Ethiopia invited Eritrean forces to attack Tigray, a decision that forced TPLF to retreat into the mountainous areas. The catalogue of warmongering decisions and human rights violations under Abiy Ahmed’s watch is too much to list. What is happening in Ethiopia now is reminiscent of what was happening in Rwanda in 1994. Sovereignty should never be a bulwark when the state resorts to persecution of its citizens on the basis of their identity or political conviction.
An Unknown Quantity
Abiy Ahmed is no longer the reformist leader whose plan to reconfigure the Ethiopian federal system have won plaudits from Professor Mohamud Mamdani and Ellen Johnson Sirleaf, the former Liberian President.
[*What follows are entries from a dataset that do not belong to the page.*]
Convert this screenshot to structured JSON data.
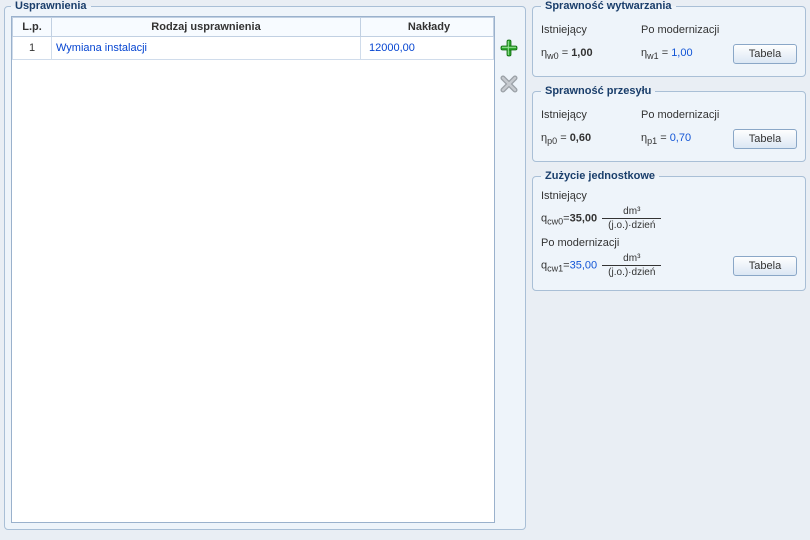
{
  "left": {
    "title": "Usprawnienia",
    "headers": {
      "lp": "L.p.",
      "rodzaj": "Rodzaj usprawnienia",
      "naklady": "Nakłady"
    },
    "rows": [
      {
        "lp": "1",
        "rodzaj": "Wymiana instalacji",
        "naklady": "12000,00"
      }
    ]
  },
  "right": {
    "wytwarzanie": {
      "title": "Sprawność wytwarzania",
      "existing_label": "Istniejący",
      "after_label": "Po modernizacji",
      "n0_sym": "η",
      "n0_sub": "w0",
      "n0_val": "1,00",
      "n1_sym": "η",
      "n1_sub": "w1",
      "n1_val": "1,00",
      "btn": "Tabela"
    },
    "przesyl": {
      "title": "Sprawność przesyłu",
      "existing_label": "Istniejący",
      "after_label": "Po modernizacji",
      "n0_sym": "η",
      "n0_sub": "p0",
      "n0_val": "0,60",
      "n1_sym": "η",
      "n1_sub": "p1",
      "n1_val": "0,70",
      "btn": "Tabela"
    },
    "zuzycie": {
      "title": "Zużycie jednostkowe",
      "existing_label": "Istniejący",
      "after_label": "Po modernizacji",
      "q0_sym": "q",
      "q0_sub": "cw0",
      "q0_val": "35,00",
      "q1_sym": "q",
      "q1_sub": "cw1",
      "q1_val": "35,00",
      "unit_num": "dm³",
      "unit_den": "(j.o.)·dzień",
      "btn": "Tabela"
    }
  }
}
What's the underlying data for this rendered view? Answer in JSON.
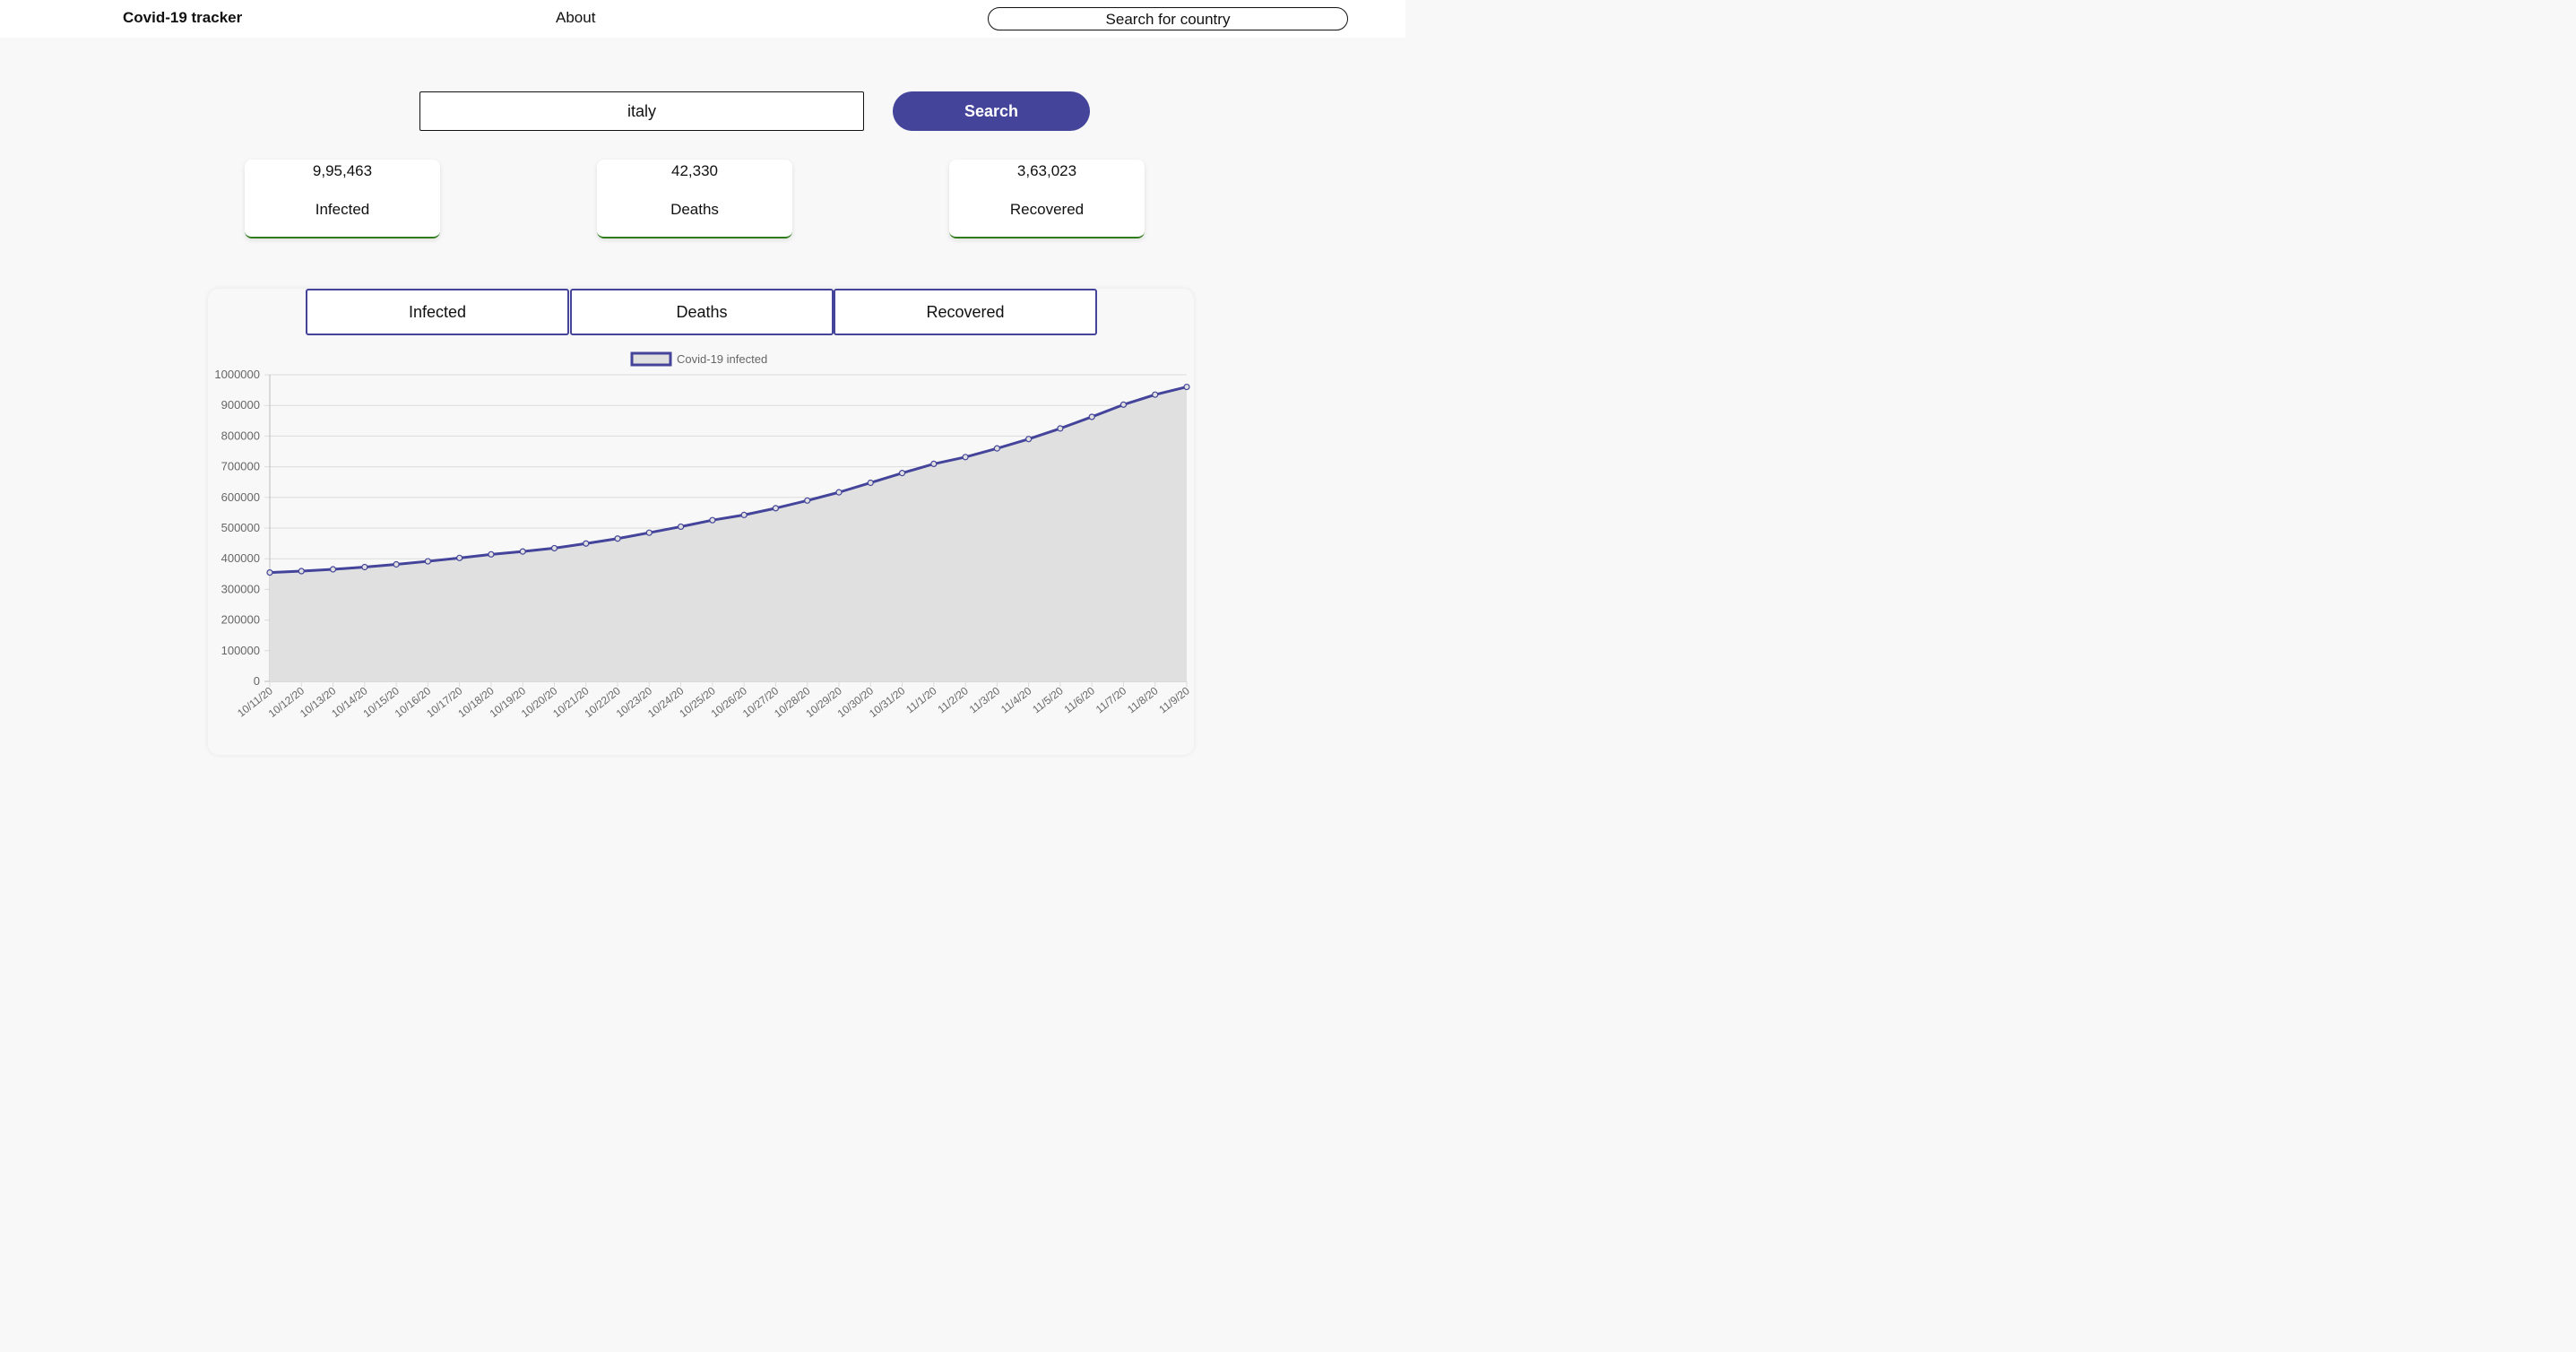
{
  "header": {
    "brand": "Covid-19 tracker",
    "about": "About",
    "search_placeholder": "Search for country"
  },
  "search": {
    "value": "italy",
    "button": "Search"
  },
  "stats": [
    {
      "value": "9,95,463",
      "label": "Infected"
    },
    {
      "value": "42,330",
      "label": "Deaths"
    },
    {
      "value": "3,63,023",
      "label": "Recovered"
    }
  ],
  "tabs": [
    "Infected",
    "Deaths",
    "Recovered"
  ],
  "colors": {
    "accent": "#43449a",
    "card_border": "#2e7d1a",
    "area_fill": "#e0e0e0"
  },
  "chart_data": {
    "type": "area",
    "legend": "Covid-19 infected",
    "ylim": [
      0,
      1000000
    ],
    "yticks": [
      0,
      100000,
      200000,
      300000,
      400000,
      500000,
      600000,
      700000,
      800000,
      900000,
      1000000
    ],
    "grid": true,
    "x": [
      "10/11/20",
      "10/12/20",
      "10/13/20",
      "10/14/20",
      "10/15/20",
      "10/16/20",
      "10/17/20",
      "10/18/20",
      "10/19/20",
      "10/20/20",
      "10/21/20",
      "10/22/20",
      "10/23/20",
      "10/24/20",
      "10/25/20",
      "10/26/20",
      "10/27/20",
      "10/28/20",
      "10/29/20",
      "10/30/20",
      "10/31/20",
      "11/1/20",
      "11/2/20",
      "11/3/20",
      "11/4/20",
      "11/5/20",
      "11/6/20",
      "11/7/20",
      "11/8/20",
      "11/9/20"
    ],
    "series": [
      {
        "name": "Covid-19 infected",
        "values": [
          354950,
          359570,
          365467,
          372799,
          381602,
          391611,
          402536,
          414241,
          423578,
          434449,
          449648,
          465726,
          484869,
          504509,
          525782,
          542789,
          564778,
          589766,
          616595,
          647674,
          679430,
          709335,
          731588,
          759829,
          790377,
          824879,
          862681,
          902490,
          935104,
          960373
        ]
      }
    ]
  }
}
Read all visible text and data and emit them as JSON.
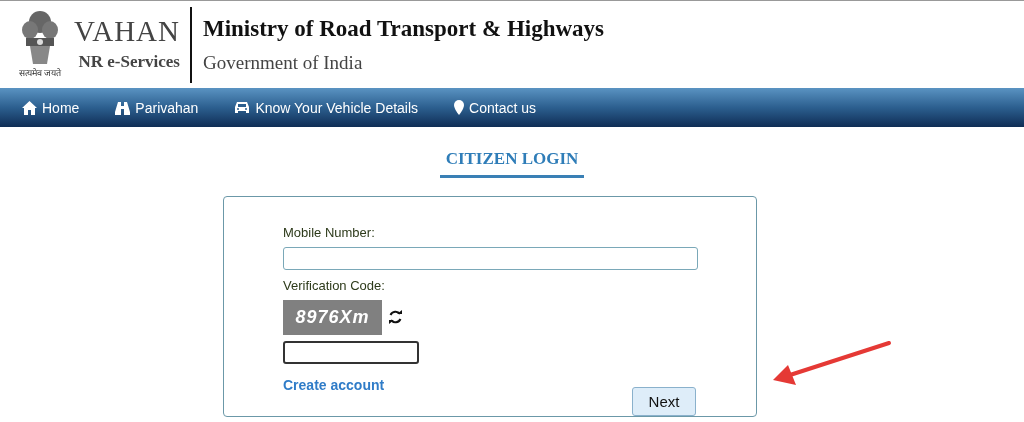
{
  "header": {
    "brand": "VAHAN",
    "brand_sub": "NR e-Services",
    "motto": "सत्यमेव जयते",
    "title": "Ministry of Road Transport & Highways",
    "subtitle": "Government of India"
  },
  "nav": [
    {
      "label": "Home"
    },
    {
      "label": "Parivahan"
    },
    {
      "label": "Know Your Vehicle Details"
    },
    {
      "label": "Contact us"
    }
  ],
  "heading": "CITIZEN LOGIN",
  "form": {
    "mobile_label": "Mobile Number:",
    "code_label": "Verification Code:",
    "captcha": "8976Xm",
    "create_link": "Create account",
    "next_button": "Next"
  }
}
All of a sudden he has become an unknown quantity even to countries that subtly promoted his agenda. In 2019 America viewed Abiy Ahmed as the leader who could terminate the developmental state that transformed Ethiopia into an economic powerhouse in Africa.
Professor Francis Fukuyama gave a lecture at a university in Addis Ababa two years ago, to coincide with the thirtieth anniversary of his book The End of History. Under Abiy Ahmed and his Prosperity Party, Ethiopia is closer to Russia, sparking the fear that Ethiopia might become a Russian sphere of influence in northeast Africa.
There is a conundrum with which peace scholars are grappling: why did Abiy Ahmed make a pact with Eritrea to authorise invasion of his country by Eritrean forces although he won the Nobel Peace Prize over the peace agreement with Asmara? It is a question peace studies scholars might research.